Débat organisé en séance publique sans vote à la clef, permettant aux députés d'exprimer leurs positions sur un sujet de politique générale, budgétaire ou européenne avant que le Gouvernement n'arrête ses choix.

Décret

Acte réglementaire pris par le Président de la République ou le Premier ministre. Les décrets d'application précisent les modalités d'exécution d'une loi. Certains décrets sont délibérés en Conseil des ministres.

Délégation parlementaire

Organisme permanent de l'Assemblée chargé d'informer les députés sur un domaine spécifique : droits des femmes, outre-mer, renseignement, collectivités territoriales, etc. Les délégations n'ont pas de pouvoir législatif direct.

Déontologue de l'Assemblée

Personnalité indépendante chargée de veiller au respect du code de déontologie par les députés : déclarations d'intérêts, prévention des conflits d'intérêts, cadeaux et invitations. Il peut être saisi par tout député ou citoyen.

Déport

Décision d'un député de ne pas participer à un vote ou à des travaux parlementaires en raison d'un conflit d'intérêts. Le déport est déclaré auprès du déontologue et publié. C'est une mesure de transparence et de probité.

Député

Élu de la Nation siégeant à l'Assemblée nationale. Le député vote les lois, contrôle l'action du Gouvernement, peut poser des questions et déposer des propositions de loi. Son mandat dure 5 ans (sauf dissolution).

Dissolution

Acte par lequel le Président de la République met fin au mandat de l'Assemblée nationale avant son terme, provoquant de nouvelles élections législatives dans les 20 à 40 jours. Une nouvelle dissolution ne peut avoir lieu dans l'année qui suit.

Dossier législatif

Ensemble des documents et actes liés à l'examen d'un texte de loi : dépôt, renvoi en commission, rapport, discussion en séance, amendements, vote, navette avec le Sénat, promulgation.

Droit d'amendement

Droit reconnu à chaque parlementaire et au Gouvernement de proposer des modifications à un texte de loi en cours de discussion. Ce droit est garanti par la Constitution (article 44) mais encadré par des règles de recevabilité.

Élections législatives

Scrutin uninominal majoritaire à deux tours permettant d'élire les 577 députés de l'Assemblée nationale. Pour être élu au premier tour, il faut obtenir la majorité absolue et au moins 25 % des inscrits. Au second tour, la majorité relative suffit.

État d'urgence

Régime d'exception déclaré par décret en Conseil des ministres en cas de péril imminent ou de calamité publique. Sa prolongation au-delà de 12 jours nécessite une autorisation du Parlement. Il renforce temporairement les pouvoirs de l'exécutif.

Examen en commission

Phase de la procédure législative durant laquelle une commission permanente étudie un texte article par article, auditionne le rapporteur et vote des amendements avant la discussion en séance publique.

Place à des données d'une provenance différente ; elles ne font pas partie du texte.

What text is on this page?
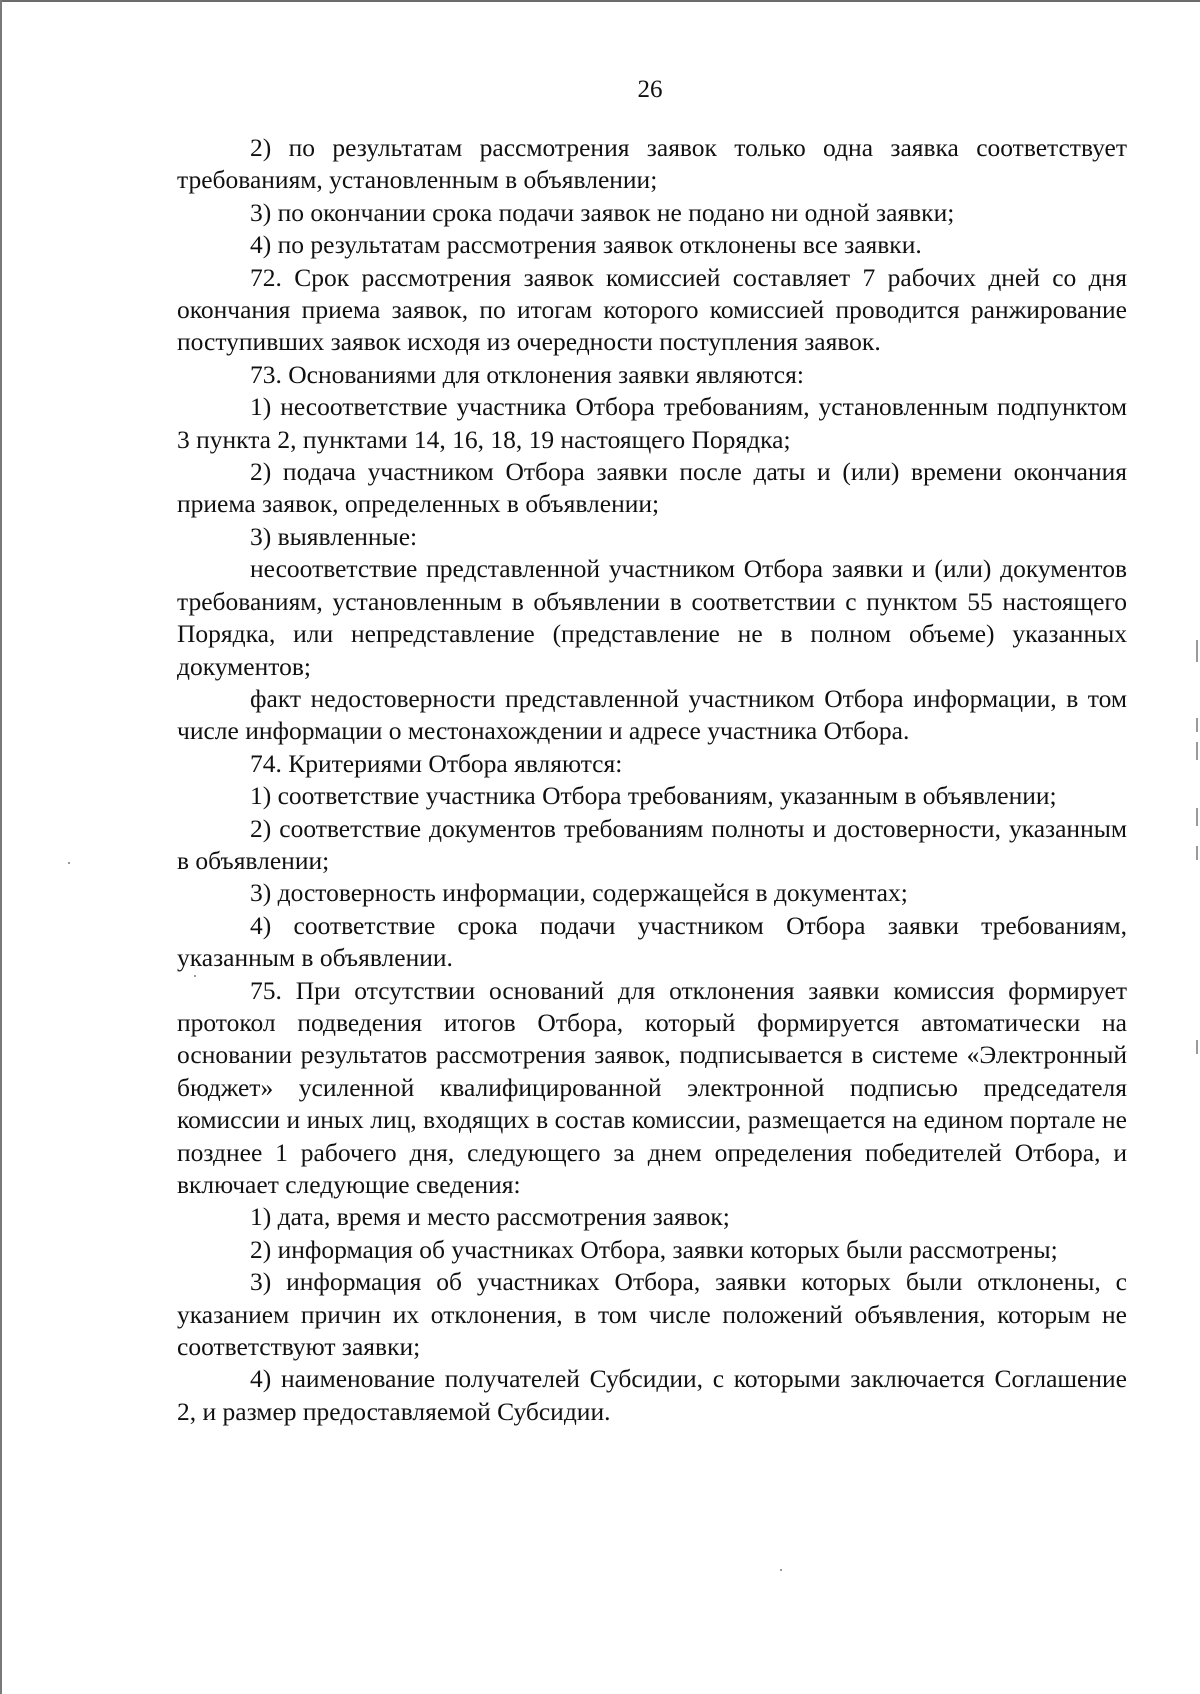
26

2) по результатам рассмотрения заявок только одна заявка соответствует требованиям, установленным в объявлении;

3) по окончании срока подачи заявок не подано ни одной заявки;

4) по результатам рассмотрения заявок отклонены все заявки.

72. Срок рассмотрения заявок комиссией составляет 7 рабочих дней со дня окончания приема заявок, по итогам которого комиссией проводится ранжирование поступивших заявок исходя из очередности поступления заявок.

73. Основаниями для отклонения заявки являются:

1) несоответствие участника Отбора требованиям, установленным подпунктом 3 пункта 2, пунктами 14, 16, 18, 19 настоящего Порядка;

2) подача участником Отбора заявки после даты и (или) времени окончания приема заявок, определенных в объявлении;

3) выявленные:

несоответствие представленной участником Отбора заявки и (или) документов требованиям, установленным в объявлении в соответствии с пунктом 55 настоящего Порядка, или непредставление (представление не в полном объеме) указанных документов;

факт недостоверности представленной участником Отбора информации, в том числе информации о местонахождении и адресе участника Отбора.

74. Критериями Отбора являются:

1) соответствие участника Отбора требованиям, указанным в объявлении;

2) соответствие документов требованиям полноты и достоверности, указанным в объявлении;

3) достоверность информации, содержащейся в документах;

4) соответствие срока подачи участником Отбора заявки требованиям, указанным в объявлении.

75. При отсутствии оснований для отклонения заявки комиссия формирует протокол подведения итогов Отбора, который формируется автоматически на основании результатов рассмотрения заявок, подписывается в системе «Электронный бюджет» усиленной квалифицированной электронной подписью председателя комиссии и иных лиц, входящих в состав комиссии, размещается на едином портале не позднее 1 рабочего дня, следующего за днем определения победителей Отбора, и включает следующие сведения:

1) дата, время и место рассмотрения заявок;

2) информация об участниках Отбора, заявки которых были рассмотрены;

3) информация об участниках Отбора, заявки которых были отклонены, с указанием причин их отклонения, в том числе положений объявления, которым не соответствуют заявки;

4) наименование получателей Субсидии, с которыми заключается Соглашение 2, и размер предоставляемой Субсидии.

Exception d'irrecevabilité

Motion de procédure par laquelle un député demande le rejet d'un texte au motif qu'il est contraire à la Constitution. Son adoption entraîne le rejet du texte. C'est le seul moyen de soulever l'inconstitutionnalité pendant les débats.

Fait personnel

Prise de parole brève autorisée en fin de séance lorsqu'un député estime que ses propos ont été déformés ou qu'il a été mis en cause personnellement au cours des débats.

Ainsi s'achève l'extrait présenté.